Assignment

A short description of the post.

Kevin Sunga true
07-11-2021

Background

During 20-21 Jan 2014, on the island country of Kronos, several employees of GAStech, a Tethys gas multinational, go missing. Who is missing? Where have they gone? Were they kidnapped? If so, who is responsible?

To get to the bottom of this mystery, I will use visual analytic techniques to analyze data provided by GAStech to assist with law enforcement’s investigation and hopefully find the missing persons and bring them home safely. The data provided by GAStech covering the two weeks prior to the GAStech employees’ disappearance are as follows:

Objective

The objective of this project is to use visual analytic techniques to surface and identify anomalies and suspicious behavior. More precisely, I aim to shed light on the following questions: 1. Using just the credit and loyalty card data, identify the most popular locations, and when they are popular. What anomalies do you see? What corrections would you recommend to correct these anomalies? 2. Add the vehicle data to your analysis of the credit and loyalty card data. How does your assessment of the anomalies in question 1 change based on this new data? What discrepancies between vehicle, credit, and loyalty card data do you find? 3. Can you infer the owners of each credit card and loyalty card? What is your evidence? Where are there uncertainties in your method? Where are there uncertainties in the data? 4. Given the data sources provided, identify potential informal or unofficial relationships among GASTech personnel. Provide evidence for these relationships. 5. Do you see evidence of suspicious activity? Identify 1- 10 locations where you believe the suspicious activity is occurring, and why.

Literature Review

We reviewed the submissions for VAST Challenge 2014 for a better appreciation of approaches and techniques adopted to solved Mini-Challenge 2. We summarise below useful methodologies we wish to consider for our project.

The DAC-MC2 team from Virginia Tech used a methodology called Points of Interest (“POI”) to identify POIs such as people’s homes, their work places, and recreational locations (e.g. restaurants, cafes). A location is considered a POI if the time spent at a location is more than 5 minutes and the location has a diameter of less than 50 meters. They then graphed the distribution of POI over time for various days (weekdays and weekends) and locations (i.e. home, work, recreation).

Similarly, the MiddlesexMASS-Attfield-MC2 team from Middlesex used the Patterns of Life (“POL”) suite to create a map showing where each person was at any given time and for how long. They also overlayed credit card and loyalty transactions over their map.

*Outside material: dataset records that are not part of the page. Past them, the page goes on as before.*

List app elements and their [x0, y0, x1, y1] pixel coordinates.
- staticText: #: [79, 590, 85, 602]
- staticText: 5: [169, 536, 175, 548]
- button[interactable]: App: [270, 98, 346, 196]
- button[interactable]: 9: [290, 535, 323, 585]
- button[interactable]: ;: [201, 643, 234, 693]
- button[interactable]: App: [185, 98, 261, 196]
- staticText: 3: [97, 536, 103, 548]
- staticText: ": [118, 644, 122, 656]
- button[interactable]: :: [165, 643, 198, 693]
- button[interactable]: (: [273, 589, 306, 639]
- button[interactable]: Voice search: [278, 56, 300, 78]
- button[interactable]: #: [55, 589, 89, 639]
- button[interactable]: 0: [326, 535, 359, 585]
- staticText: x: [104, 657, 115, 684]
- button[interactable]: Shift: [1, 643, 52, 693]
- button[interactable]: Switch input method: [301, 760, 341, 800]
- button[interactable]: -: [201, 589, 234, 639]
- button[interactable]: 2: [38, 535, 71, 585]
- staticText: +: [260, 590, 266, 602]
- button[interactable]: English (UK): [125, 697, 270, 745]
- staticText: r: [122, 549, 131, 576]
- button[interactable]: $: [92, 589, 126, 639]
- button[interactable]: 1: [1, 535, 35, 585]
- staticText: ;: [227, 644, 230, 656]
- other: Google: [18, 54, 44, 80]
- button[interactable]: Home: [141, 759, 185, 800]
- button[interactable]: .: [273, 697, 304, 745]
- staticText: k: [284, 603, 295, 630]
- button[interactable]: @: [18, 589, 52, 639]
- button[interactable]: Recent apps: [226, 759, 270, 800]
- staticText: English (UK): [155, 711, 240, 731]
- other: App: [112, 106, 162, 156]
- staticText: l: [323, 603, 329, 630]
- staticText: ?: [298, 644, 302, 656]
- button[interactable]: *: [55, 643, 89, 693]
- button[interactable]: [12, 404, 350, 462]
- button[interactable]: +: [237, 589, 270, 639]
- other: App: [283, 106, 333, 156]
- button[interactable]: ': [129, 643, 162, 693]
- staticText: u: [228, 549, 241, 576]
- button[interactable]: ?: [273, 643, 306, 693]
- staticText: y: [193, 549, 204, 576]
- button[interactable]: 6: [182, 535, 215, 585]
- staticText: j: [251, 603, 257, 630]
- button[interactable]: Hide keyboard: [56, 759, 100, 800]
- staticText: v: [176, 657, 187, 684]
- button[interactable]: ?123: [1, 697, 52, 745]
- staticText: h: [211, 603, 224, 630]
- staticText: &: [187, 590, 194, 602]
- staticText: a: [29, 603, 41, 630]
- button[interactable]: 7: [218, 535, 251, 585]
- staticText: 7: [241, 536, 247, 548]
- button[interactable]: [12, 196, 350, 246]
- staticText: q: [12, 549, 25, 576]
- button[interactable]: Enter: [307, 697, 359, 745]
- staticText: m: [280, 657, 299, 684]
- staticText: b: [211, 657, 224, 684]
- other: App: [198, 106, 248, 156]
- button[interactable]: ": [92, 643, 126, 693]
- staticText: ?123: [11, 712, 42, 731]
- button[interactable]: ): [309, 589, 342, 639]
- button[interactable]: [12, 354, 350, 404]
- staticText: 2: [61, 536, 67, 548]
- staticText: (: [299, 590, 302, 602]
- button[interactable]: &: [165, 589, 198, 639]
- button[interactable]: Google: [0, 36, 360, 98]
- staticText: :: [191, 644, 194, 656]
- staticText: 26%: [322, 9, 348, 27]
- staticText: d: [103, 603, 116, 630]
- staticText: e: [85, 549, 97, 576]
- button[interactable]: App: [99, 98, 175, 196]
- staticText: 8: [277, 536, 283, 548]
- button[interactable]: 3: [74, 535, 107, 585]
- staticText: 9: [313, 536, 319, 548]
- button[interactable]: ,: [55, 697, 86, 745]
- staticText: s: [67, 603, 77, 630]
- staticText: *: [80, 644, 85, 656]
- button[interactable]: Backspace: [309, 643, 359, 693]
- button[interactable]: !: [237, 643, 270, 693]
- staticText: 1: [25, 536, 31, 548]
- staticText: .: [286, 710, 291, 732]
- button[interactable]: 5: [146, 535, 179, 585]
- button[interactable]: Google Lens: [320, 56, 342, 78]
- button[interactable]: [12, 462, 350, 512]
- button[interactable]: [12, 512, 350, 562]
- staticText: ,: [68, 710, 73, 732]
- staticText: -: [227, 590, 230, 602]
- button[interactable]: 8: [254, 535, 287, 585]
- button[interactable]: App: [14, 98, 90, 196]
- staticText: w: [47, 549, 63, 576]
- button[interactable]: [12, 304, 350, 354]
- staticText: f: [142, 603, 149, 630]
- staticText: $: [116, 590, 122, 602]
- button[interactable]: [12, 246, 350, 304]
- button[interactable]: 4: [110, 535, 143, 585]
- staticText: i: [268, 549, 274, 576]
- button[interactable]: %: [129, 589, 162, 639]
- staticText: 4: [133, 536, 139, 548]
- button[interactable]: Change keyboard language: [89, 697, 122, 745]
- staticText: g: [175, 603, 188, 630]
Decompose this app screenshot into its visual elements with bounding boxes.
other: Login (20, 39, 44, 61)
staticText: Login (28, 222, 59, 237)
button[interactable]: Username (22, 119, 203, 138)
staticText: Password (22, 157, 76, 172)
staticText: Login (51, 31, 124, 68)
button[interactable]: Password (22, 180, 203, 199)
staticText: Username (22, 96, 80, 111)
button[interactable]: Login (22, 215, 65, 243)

To better understand the credit card and loyalty card data, the IIITH-YASHASWI-MC2 team from the International Institute of Information Technology Hyderabad visualized the distributions of credit card transactions by date and by person and employment title / employee title. This analysis enabled them to better understand typical patterns and identify transactions that deviated and stood out.

The Purdue-Guo-MC2 team from Purdue University created a Social Relationship Matrix, which involves plotting a heatmap of the number of times GAStech employees meet each other over the course of the two weeks. The assumption is that the more frequent people meet, the closer relationship they have between them.

Approach & Analysis

Set Up

The packages I use in my analysis are listed below.

#Load packages

packages = c("raster", "sf", "clock", "tmap",
             "tidyverse", "rgdal", "htmlwidgets", "leaflet",
             "geosphere", "sqldf", "ggwordcloud", "ggforce",
             "sessioninfo", "plotly", "lubridate", "viridis",
             "ggraph", "igraph", "ggiraph")

for (p in packages){
  if(!require(p,character.only = T)){
    install.packages(p)
  }
  library(p, character.only = T)
}

I load the data used for the analysis.

# Import data

df_cars <- read_csv("data/car-assignments.csv")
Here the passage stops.